EDITORIAL PAGE — For the record

The Canadian diamond exploration play has attracted too much uninformed opinion of late. For the record, we will boldly go where only a few have gone before (i.e., out on the limb) and render the following opinions:

1. Major companies do occasionally make mistakes on hot exploration ventures. But with the likes of De Beers, BHP and Kennecott putting down cold, hard cash — and plenty of it — in the Canadian diamond play, there’s simply too much smoke for there not to be a fire (an inferno, perhaps). 2. Soon after the 21st century begins, Charles Fipke will be venerated as the father of Canadian diamond mining.

3. Mr. Fipke will be venerated because at least one diamond mine will be in development in Canada, likely in the Northwest Territories, before or soon after the turn of this century.

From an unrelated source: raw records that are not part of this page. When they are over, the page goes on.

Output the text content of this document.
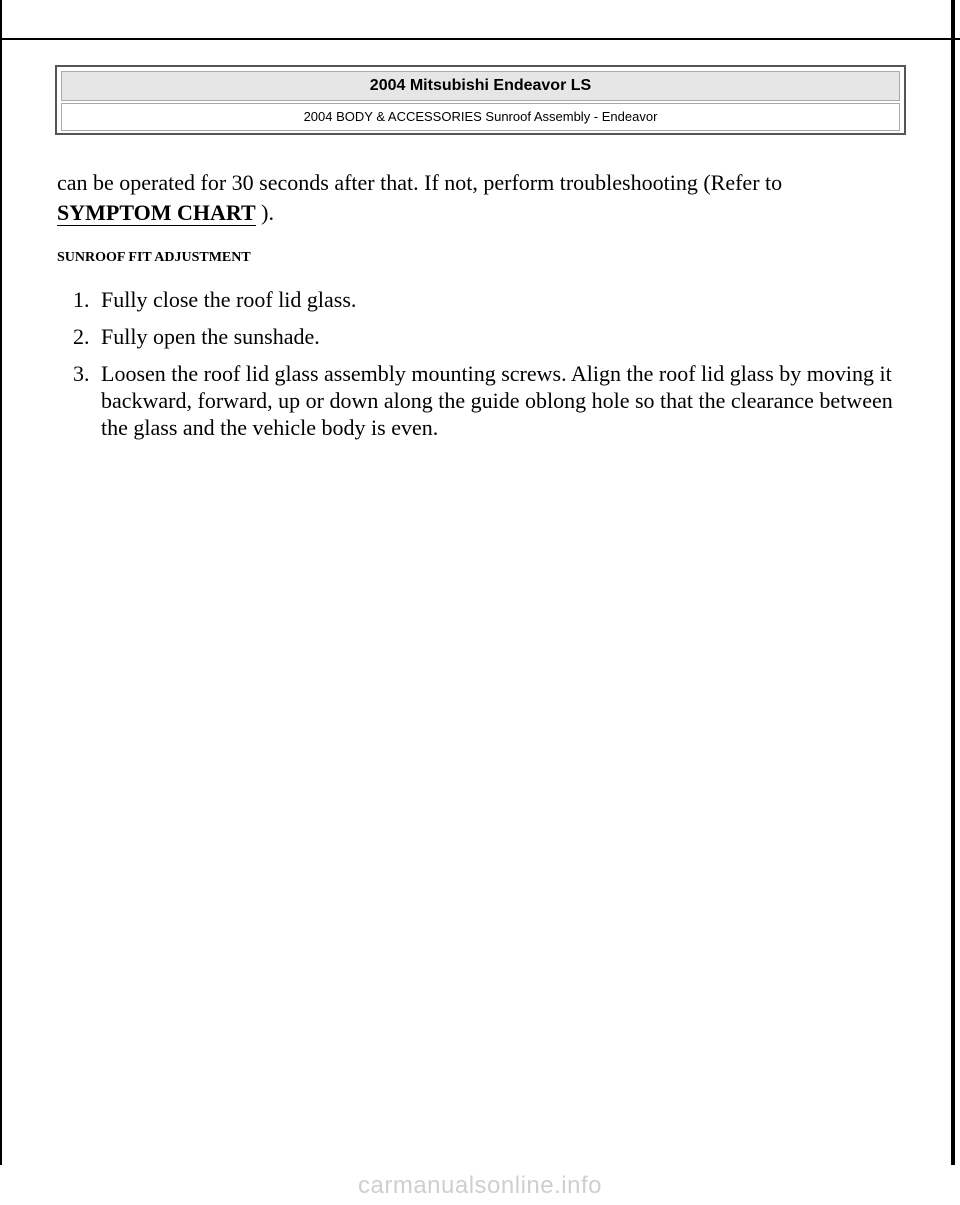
2004 Mitsubishi Endeavor LS
2004 BODY & ACCESSORIES Sunroof Assembly - Endeavor

can be operated for 30 seconds after that. If not, perform troubleshooting (Refer to
SYMPTOM CHART ).

SUNROOF FIT ADJUSTMENT
1. Fully close the roof lid glass.
2. Fully open the sunshade.
3. Loosen the roof lid glass assembly mounting screws. Align the roof lid glass by moving it backward, forward, up or down along the guide oblong hole so that the clearance between the glass and the vehicle body is even.
carmanualsonline.info
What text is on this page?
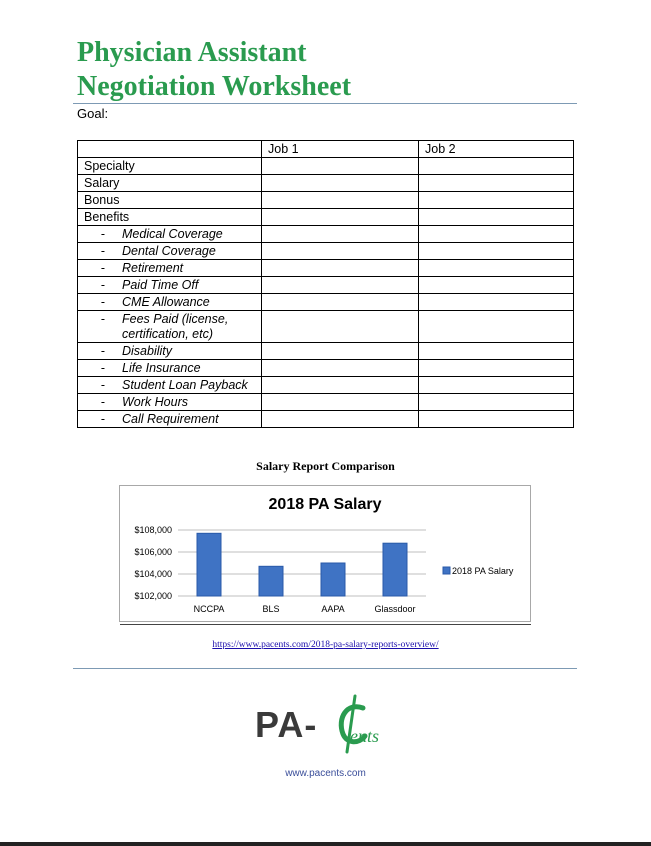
Physician Assistant
Negotiation Worksheet
Goal:
	Job 1	Job 2
Specialty		
Salary		
Bonus		
Benefits		

- Medical Coverage		

- Dental Coverage		

- Retirement		

- Paid Time Off		

- CME Allowance		

- Fees Paid (license, certification, etc)		

- Disability		

- Life Insurance		

- Student Loan Payback		

- Work Hours		

- Call Requirement		

Salary Report Comparison
2018 PA Salary
$102,000
$104,000
$106,000
$108,000
NCCPA	BLS	AAPA	Glassdoor
2018 PA Salary
https://www.pacents.com/2018-pa-salary-reports-overview/
PA- ents
www.pacents.com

4. With regard to a potential Canadian diamond mine, the main caveat involves neither geology nor carats per 100 tonnes but rather that the market for diamonds remain relatively stable. Therefore, should De Beers’ Central Selling Organization crumble, the rush for the exits will be a bloody affair. 5. Diamond mines or no diamond mines, some speculators (and by speculators, we mean people who “invest” a small portion of their investment money in high-risk ventures such as diamond plays) will get burned. Some have made, and will make, big profits.